A exposição consiste em três trabalhos. Na primeira sala, uma grande maquete da cena do acidente oferece ao visitante a vista panorâmica do episódio documentado pelos meios de comunicação da época, mas rapidamente engolido e apagado pela história, então controlada pelos aparelhos de censura do regime ditatorial. O segundo trabalho expõe em uma coluna os nomes dos 117 desaparecidos e o terceiro revela a imagem documental que serviu de modelo para a maquete, acrescido de um pequeno texto da artista que informa sobre a demolição integral do edifício e indaga sobre as razões que teriam levado à eliminação de rastros do incidente.

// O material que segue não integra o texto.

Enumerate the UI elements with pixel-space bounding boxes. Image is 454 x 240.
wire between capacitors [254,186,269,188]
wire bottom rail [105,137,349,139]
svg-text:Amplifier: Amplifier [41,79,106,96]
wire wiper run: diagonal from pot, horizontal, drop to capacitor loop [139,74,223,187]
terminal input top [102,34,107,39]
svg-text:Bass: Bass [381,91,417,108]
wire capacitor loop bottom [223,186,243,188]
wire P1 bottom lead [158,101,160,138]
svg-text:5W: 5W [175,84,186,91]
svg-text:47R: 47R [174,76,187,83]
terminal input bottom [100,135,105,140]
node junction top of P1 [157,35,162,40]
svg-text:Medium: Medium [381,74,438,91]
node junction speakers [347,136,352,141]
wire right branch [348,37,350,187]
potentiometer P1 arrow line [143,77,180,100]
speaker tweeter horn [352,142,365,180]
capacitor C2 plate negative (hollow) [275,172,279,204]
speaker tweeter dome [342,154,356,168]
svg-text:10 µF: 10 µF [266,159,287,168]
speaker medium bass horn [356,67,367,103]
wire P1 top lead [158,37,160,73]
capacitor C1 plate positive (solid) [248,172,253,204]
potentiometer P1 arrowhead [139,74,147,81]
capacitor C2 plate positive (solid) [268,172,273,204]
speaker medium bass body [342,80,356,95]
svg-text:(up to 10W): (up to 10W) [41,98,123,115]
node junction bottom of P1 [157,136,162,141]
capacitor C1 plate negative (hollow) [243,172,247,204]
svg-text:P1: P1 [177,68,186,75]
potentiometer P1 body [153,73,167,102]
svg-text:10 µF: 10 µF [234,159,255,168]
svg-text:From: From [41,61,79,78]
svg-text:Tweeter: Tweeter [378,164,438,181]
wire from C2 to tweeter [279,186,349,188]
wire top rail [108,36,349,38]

O fato de o “Projeto Gameleira 1971” ser realizado no Pivô, espaço artístico localizado no edifício Copan, é um ponto alto do trabalho de Lais Myrrha. O projeto não apenas resgata a memória incômoda de fevereiro de 1971 – apagada, em primeira instância, pelo próprio regime militar –, mas situa a lembrança desse evento no contexto de outro projeto “problemático” de Oscar Niemeyer. A artista lembra que o Copan teve uma história de incidentes – como a falência da construtora envolvida na obra – que impediram a realização integral do projeto original do arquiteto. Em vista disso, história e espaço se potencializam na exposição. A instalação da maquete na área de pé-direito mais alto do Pivô acentua a monumentalidade do desastre que apagou da história não apenas 117 vidas, mas também um projeto arquitetônico que pretendia ser mais um símbolo das glórias do modernismo brasileiro. O edifício não só desapareceu, como seu projeto não consta da biografia do arquiteto. Além disso, a escolha da artista por expor a imagem fotojornalística no espaço mais apertado, e de pé-direito mais baixo do Pivô, acentua o aspecto altamente claustrofóbico do evento. Impressa em 2.500 cartazes, a imagem é compartilhada e distribuída para os visitantes da exposição.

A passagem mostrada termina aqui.